The Financial Times evaluated Korea as the country that invested the most in the United States and created the most jobs last year. Accordingly, the strategy of persuading the United States is effective, saying, “Korea is actively responding to the U.S. industrial policy and shifting its supply chain and trade from China to the U.S., but imposing tariffs will lose that momentum and run counter to America’s geopolitical interests.” do.
I mentioned that Trump often uses strategies that link unexpected cards. We also need a linking strategy that breaks the mold. Rather than narrowing the scope of trade, there is a need to link various issues such as automobile and defense industry cooperation.
Former Director Yeo Han-gu said, “It is difficult to rebuild the U.S. manufacturing industry without Korean companies such as semiconductors, batteries, and electric vehicles,” and added, “We can create a ‘win-win cooperation package’ in areas such as shipbuilding, military industry, nuclear energy, and other fields.”
Former Director Yoo, who served as the chief representative of Korea in the renegotiation of the Korea-US FTA during Trump’s first term, said, “During Trump’s first term, a quick response was possible thanks to companies first detecting and informing the government that the US was considering scrapping the Korea-US FTA. “I did,” he said. The advice is, “If the public and private sectors join forces and negotiate quickly, demands such as universal tariff exemption can be reflected.”

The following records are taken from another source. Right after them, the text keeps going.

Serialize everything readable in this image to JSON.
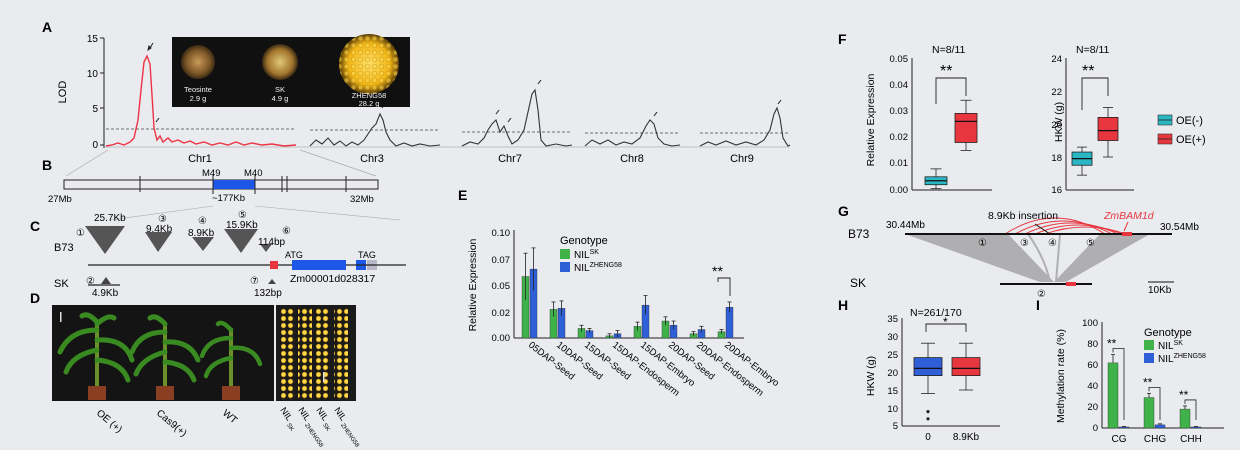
{
  "panels": {
    "a": {
      "letter": "A",
      "ylabel": "LOD",
      "yticks": [
        "15",
        "10",
        "5",
        "0"
      ],
      "chromosomes": [
        "Chr1",
        "Chr3",
        "Chr7",
        "Chr8",
        "Chr9"
      ],
      "photos": [
        {
          "name": "Teosinte",
          "weight": "2.9 g"
        },
        {
          "name": "SK",
          "weight": "4.9 g"
        },
        {
          "name": "ZHENG58",
          "weight": "28.2 g"
        }
      ]
    },
    "b": {
      "letter": "B",
      "left_end": "27Mb",
      "right_end": "32Mb",
      "marker_left": "M49",
      "marker_right": "M40",
      "interval": "~177Kb"
    },
    "c": {
      "letter": "C",
      "b73_label": "B73",
      "sk_label": "SK",
      "b73_numbers": [
        "①",
        "③",
        "④",
        "⑤",
        "⑥"
      ],
      "b73_sizes": [
        "25.7Kb",
        "9.4Kb",
        "8.9Kb",
        "15.9Kb",
        "114bp"
      ],
      "sk_numbers": [
        "②",
        "⑦"
      ],
      "sk_sizes": [
        "4.9Kb",
        "132bp"
      ],
      "atg": "ATG",
      "tag": "TAG",
      "gene_id": "Zm00001d028317"
    },
    "d": {
      "letter": "D",
      "plant_labels": [
        "OE (+)",
        "Cas9(+)",
        "WT"
      ],
      "kernel_labels": [
        "NIL",
        "SK",
        "NIL",
        "ZHENG58",
        "NIL",
        "SK",
        "NIL",
        "ZHENG58"
      ]
    },
    "e": {
      "letter": "E",
      "ylabel": "Relative Expression",
      "yticks": [
        "0.10",
        "0.07",
        "0.05",
        "0.02",
        "0.00"
      ],
      "legend_title": "Genotype",
      "legend_items": [
        {
          "base": "NIL",
          "sup": "SK"
        },
        {
          "base": "NIL",
          "sup": "ZHENG58"
        }
      ],
      "significance": "**",
      "categories": [
        "05DAP-Seed",
        "10DAP-Seed",
        "15DAP-Seed",
        "15DAP-Endosperm",
        "15DAP-Embryo",
        "20DAP-Seed",
        "20DAP-Endosperm",
        "20DAP-Embryo"
      ]
    },
    "f": {
      "letter": "F",
      "left_n": "N=8/11",
      "left_sig": "**",
      "left_ylabel": "Relative Expression",
      "left_yticks": [
        "0.05",
        "0.04",
        "0.03",
        "0.02",
        "0.01",
        "0.00"
      ],
      "right_n": "N=8/11",
      "right_sig": "**",
      "right_ylabel": "HKW (g)",
      "right_yticks": [
        "24",
        "22",
        "20",
        "18",
        "16"
      ],
      "legend": [
        "OE(-)",
        "OE(+)"
      ]
    },
    "g": {
      "letter": "G",
      "b73_label": "B73",
      "sk_label": "SK",
      "left_coord": "30.44Mb",
      "right_coord": "30.54Mb",
      "insertion_label": "8.9Kb insertion",
      "gene_label": "ZmBAM1d",
      "site_numbers": [
        "①",
        "③",
        "④",
        "⑤"
      ],
      "sk_site": "②",
      "scale": "10Kb"
    },
    "h": {
      "letter": "H",
      "n_label": "N=261/170",
      "sig": "*",
      "ylabel": "HKW (g)",
      "yticks": [
        "35",
        "30",
        "25",
        "20",
        "15",
        "10",
        "5"
      ],
      "xticks": [
        "0",
        "8.9Kb"
      ]
    },
    "i": {
      "letter": "I",
      "ylabel": "Methylation rate (%)",
      "yticks": [
        "100",
        "80",
        "60",
        "40",
        "20",
        "0"
      ],
      "legend_title": "Genotype",
      "legend_items": [
        {
          "base": "NIL",
          "sup": "SK"
        },
        {
          "base": "NIL",
          "sup": "ZHENG58"
        }
      ],
      "sigs": [
        "**",
        "**",
        "**"
      ],
      "categories": [
        "CG",
        "CHG",
        "CHH"
      ]
    }
  },
  "colors": {
    "green": "#3fb24a",
    "blue": "#2f5fd6",
    "teal": "#2bb6c4",
    "red": "#e8363f",
    "lod_red": "#ee3344"
  },
  "chart_data": [
    {
      "type": "bar",
      "panel": "E",
      "categories": [
        "05DAP-Seed",
        "10DAP-Seed",
        "15DAP-Seed",
        "15DAP-Endosperm",
        "15DAP-Embryo",
        "20DAP-Seed",
        "20DAP-Endosperm",
        "20DAP-Embryo"
      ],
      "series": [
        {
          "name": "NIL SK",
          "values": [
            0.058,
            0.027,
            0.009,
            0.002,
            0.011,
            0.016,
            0.004,
            0.006
          ]
        },
        {
          "name": "NIL ZHENG58",
          "values": [
            0.065,
            0.028,
            0.007,
            0.004,
            0.031,
            0.012,
            0.008,
            0.029
          ]
        }
      ],
      "errors": [
        [
          0.022,
          0.007,
          0.003,
          0.002,
          0.004,
          0.004,
          0.002,
          0.002
        ],
        [
          0.02,
          0.007,
          0.002,
          0.003,
          0.009,
          0.004,
          0.003,
          0.005
        ]
      ],
      "ylabel": "Relative Expression",
      "ylim": [
        0,
        0.1
      ]
    },
    {
      "type": "bar",
      "panel": "I",
      "categories": [
        "CG",
        "CHG",
        "CHH"
      ],
      "series": [
        {
          "name": "NIL SK",
          "values": [
            62,
            29,
            18
          ]
        },
        {
          "name": "NIL ZHENG58",
          "values": [
            1,
            3,
            1
          ]
        }
      ],
      "errors": [
        [
          8,
          4,
          3
        ],
        [
          0.5,
          1,
          0.5
        ]
      ],
      "ylabel": "Methylation rate (%)",
      "ylim": [
        0,
        100
      ]
    },
    {
      "type": "box",
      "panel": "F-left",
      "groups": [
        "OE(-)",
        "OE(+)"
      ],
      "boxes": [
        {
          "min": 0.0005,
          "q1": 0.002,
          "median": 0.0035,
          "q3": 0.005,
          "max": 0.008
        },
        {
          "min": 0.015,
          "q1": 0.018,
          "median": 0.026,
          "q3": 0.029,
          "max": 0.034
        }
      ],
      "ylim": [
        0,
        0.05
      ]
    },
    {
      "type": "box",
      "panel": "F-right",
      "groups": [
        "OE(-)",
        "OE(+)"
      ],
      "boxes": [
        {
          "min": 16.9,
          "q1": 17.5,
          "median": 17.9,
          "q3": 18.3,
          "max": 18.6
        },
        {
          "min": 18.0,
          "q1": 19.0,
          "median": 19.6,
          "q3": 20.4,
          "max": 21.0
        }
      ],
      "ylim": [
        16,
        24
      ]
    },
    {
      "type": "box",
      "panel": "H",
      "groups": [
        "0",
        "8.9Kb"
      ],
      "boxes": [
        {
          "min": 14,
          "q1": 19,
          "median": 21,
          "q3": 24,
          "max": 28,
          "outliers": [
            9,
            7
          ]
        },
        {
          "min": 15,
          "q1": 19,
          "median": 21,
          "q3": 24,
          "max": 28,
          "outliers": []
        }
      ],
      "ylim": [
        5,
        35
      ]
    }
  ]
}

Researchers at the Peterson Institute for International Economics, where former Director Yeo Han-koo is a senior researcher, call today’s United States, which is building tariff walls, ‘Fortress America.’ This is an expression that describes a situation where it is no longer difficult for Chinese products to enter the U.S. market, except for low-value products such as T-shirts and shoes.
Director Yeo said, “If Korean companies can overcome Fortress America’s tariff barrier, it will also be an opportunity to increase their market share in the U.S. without competing with Chinese companies.” He added, “We are pursuing various measures such as mergers and acquisitions (M&A) of local companies and the establishment of joint ventures (JVs).” “You have to take advantage of it,” he advised.